Our last question comes from David Larsen with Leerink Swann. David Larsen - Leerink Swann LLC, Research Division: Can you just comment, please, on your hospital IT customers' conversion process from Horizon over to Paragon? Our data is coming back pretty positive in terms of your retention of those Horizon clients. I mean, I imagine these Paragon GA items have -- are associated with that? John H. Hammergren: Thank you for the question. Yes, our data would also indicate that our transition of Horizon customers to Paragon is ahead of the expectations that we had. And the customers that have made these early decisions to make that transition I think have done so with a view that Paragon is the platform of choice, both in terms of its features and function, but also in its total cost of ownership. And as you point out, the further development of the product line and the GAs that we've announced helped solidify the customer's view that this is the product of choice going forward. So we are pleased with the progress. That's not to say that we don't have more work to do and that there aren't existing Horizon customers that are still asking themselves the question of whether or not they should invest in somebody else's platform or if they should take advantage of this unique opportunity to convert to Paragon.
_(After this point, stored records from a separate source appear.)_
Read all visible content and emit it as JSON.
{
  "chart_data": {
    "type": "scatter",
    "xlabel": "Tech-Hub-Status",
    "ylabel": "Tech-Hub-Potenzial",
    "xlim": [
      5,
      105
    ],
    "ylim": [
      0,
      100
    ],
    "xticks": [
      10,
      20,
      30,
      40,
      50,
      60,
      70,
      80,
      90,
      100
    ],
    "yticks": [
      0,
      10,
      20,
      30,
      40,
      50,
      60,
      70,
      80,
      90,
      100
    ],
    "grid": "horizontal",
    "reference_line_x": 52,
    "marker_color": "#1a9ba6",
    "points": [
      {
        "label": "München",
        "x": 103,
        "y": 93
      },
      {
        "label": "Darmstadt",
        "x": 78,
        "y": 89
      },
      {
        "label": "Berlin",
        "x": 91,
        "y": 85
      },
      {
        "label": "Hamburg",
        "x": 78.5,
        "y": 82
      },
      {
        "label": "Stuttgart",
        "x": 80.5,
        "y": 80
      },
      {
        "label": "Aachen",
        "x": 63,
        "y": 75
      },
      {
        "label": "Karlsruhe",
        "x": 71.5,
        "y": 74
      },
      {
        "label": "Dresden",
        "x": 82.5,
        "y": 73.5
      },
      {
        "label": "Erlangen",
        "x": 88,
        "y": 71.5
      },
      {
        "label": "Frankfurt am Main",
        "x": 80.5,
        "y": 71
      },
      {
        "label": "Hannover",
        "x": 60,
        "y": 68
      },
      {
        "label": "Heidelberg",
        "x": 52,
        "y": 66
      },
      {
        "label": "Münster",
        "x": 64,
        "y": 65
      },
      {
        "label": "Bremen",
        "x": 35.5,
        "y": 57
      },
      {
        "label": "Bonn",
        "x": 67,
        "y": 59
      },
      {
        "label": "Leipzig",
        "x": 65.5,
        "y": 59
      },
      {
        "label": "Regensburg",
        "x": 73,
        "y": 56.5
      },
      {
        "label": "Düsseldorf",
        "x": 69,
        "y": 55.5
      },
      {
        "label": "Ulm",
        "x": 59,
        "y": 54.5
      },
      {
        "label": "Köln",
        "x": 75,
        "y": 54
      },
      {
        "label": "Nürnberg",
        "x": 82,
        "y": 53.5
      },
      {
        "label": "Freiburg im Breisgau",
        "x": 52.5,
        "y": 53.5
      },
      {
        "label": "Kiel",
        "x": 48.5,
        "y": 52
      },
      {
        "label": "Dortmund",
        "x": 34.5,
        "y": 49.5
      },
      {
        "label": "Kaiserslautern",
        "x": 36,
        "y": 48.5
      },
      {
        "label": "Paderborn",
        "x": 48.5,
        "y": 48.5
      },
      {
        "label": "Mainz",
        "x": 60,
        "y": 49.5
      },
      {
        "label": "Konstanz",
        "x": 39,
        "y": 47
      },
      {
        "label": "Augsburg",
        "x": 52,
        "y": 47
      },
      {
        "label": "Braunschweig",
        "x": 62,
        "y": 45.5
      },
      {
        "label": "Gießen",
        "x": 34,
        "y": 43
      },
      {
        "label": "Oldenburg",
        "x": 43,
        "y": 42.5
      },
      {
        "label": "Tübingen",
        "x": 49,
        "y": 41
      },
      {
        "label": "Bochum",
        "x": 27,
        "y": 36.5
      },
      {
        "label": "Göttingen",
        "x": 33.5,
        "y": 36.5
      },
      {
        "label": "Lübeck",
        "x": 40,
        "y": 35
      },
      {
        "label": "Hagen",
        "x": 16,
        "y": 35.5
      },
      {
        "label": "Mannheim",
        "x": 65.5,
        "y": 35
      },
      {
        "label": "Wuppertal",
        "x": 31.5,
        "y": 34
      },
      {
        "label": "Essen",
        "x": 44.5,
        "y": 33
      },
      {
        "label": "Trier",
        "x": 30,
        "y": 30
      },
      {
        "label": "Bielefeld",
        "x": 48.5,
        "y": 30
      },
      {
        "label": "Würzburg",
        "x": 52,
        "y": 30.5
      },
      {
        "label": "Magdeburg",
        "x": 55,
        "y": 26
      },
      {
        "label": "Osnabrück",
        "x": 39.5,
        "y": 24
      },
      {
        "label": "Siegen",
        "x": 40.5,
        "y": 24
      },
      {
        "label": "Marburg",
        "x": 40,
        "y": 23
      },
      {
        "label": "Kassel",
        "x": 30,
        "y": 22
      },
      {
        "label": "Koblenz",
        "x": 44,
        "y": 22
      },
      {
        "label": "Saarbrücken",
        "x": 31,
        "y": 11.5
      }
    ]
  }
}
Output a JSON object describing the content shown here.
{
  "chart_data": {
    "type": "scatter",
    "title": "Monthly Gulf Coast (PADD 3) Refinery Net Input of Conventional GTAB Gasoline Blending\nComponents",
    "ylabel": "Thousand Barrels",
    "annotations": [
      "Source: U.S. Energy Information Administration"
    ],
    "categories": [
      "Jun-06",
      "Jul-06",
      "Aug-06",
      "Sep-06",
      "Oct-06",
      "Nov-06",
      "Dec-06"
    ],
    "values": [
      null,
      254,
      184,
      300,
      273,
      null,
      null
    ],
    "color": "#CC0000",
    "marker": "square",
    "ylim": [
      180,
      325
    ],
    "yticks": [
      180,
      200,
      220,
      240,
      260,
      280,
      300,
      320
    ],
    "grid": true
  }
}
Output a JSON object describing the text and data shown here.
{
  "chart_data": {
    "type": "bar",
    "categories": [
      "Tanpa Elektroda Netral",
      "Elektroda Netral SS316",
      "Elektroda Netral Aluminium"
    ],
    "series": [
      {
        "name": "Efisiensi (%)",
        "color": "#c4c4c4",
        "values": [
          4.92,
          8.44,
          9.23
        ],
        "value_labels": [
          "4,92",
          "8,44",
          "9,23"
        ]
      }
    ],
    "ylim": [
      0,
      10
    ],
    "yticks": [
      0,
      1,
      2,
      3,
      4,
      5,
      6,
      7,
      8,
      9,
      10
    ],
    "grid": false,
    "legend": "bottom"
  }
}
So we're hopeful that we will continue to make that progress. I want to thank you, operator, and I want to also thank all of you on the call for your time today. I'm extremely pleased with our strong first quarter performance and excited about the opportunities that lie ahead. And I also want to recognize the outstanding performance of all of our employees and their contribution to these great results. And I'll hand the call off to Erin for her review of upcoming events for the financial community. Erin?
Thank you, John. I have a preview of an upcoming event. On November 12, we will present at the Credit Suisse Health Care Conference in Scottsdale, Arizona. We will release second quarter earnings in late October. Thank you for your attention today and goodbye.
And that concludes today's conference. Thank you for your participation.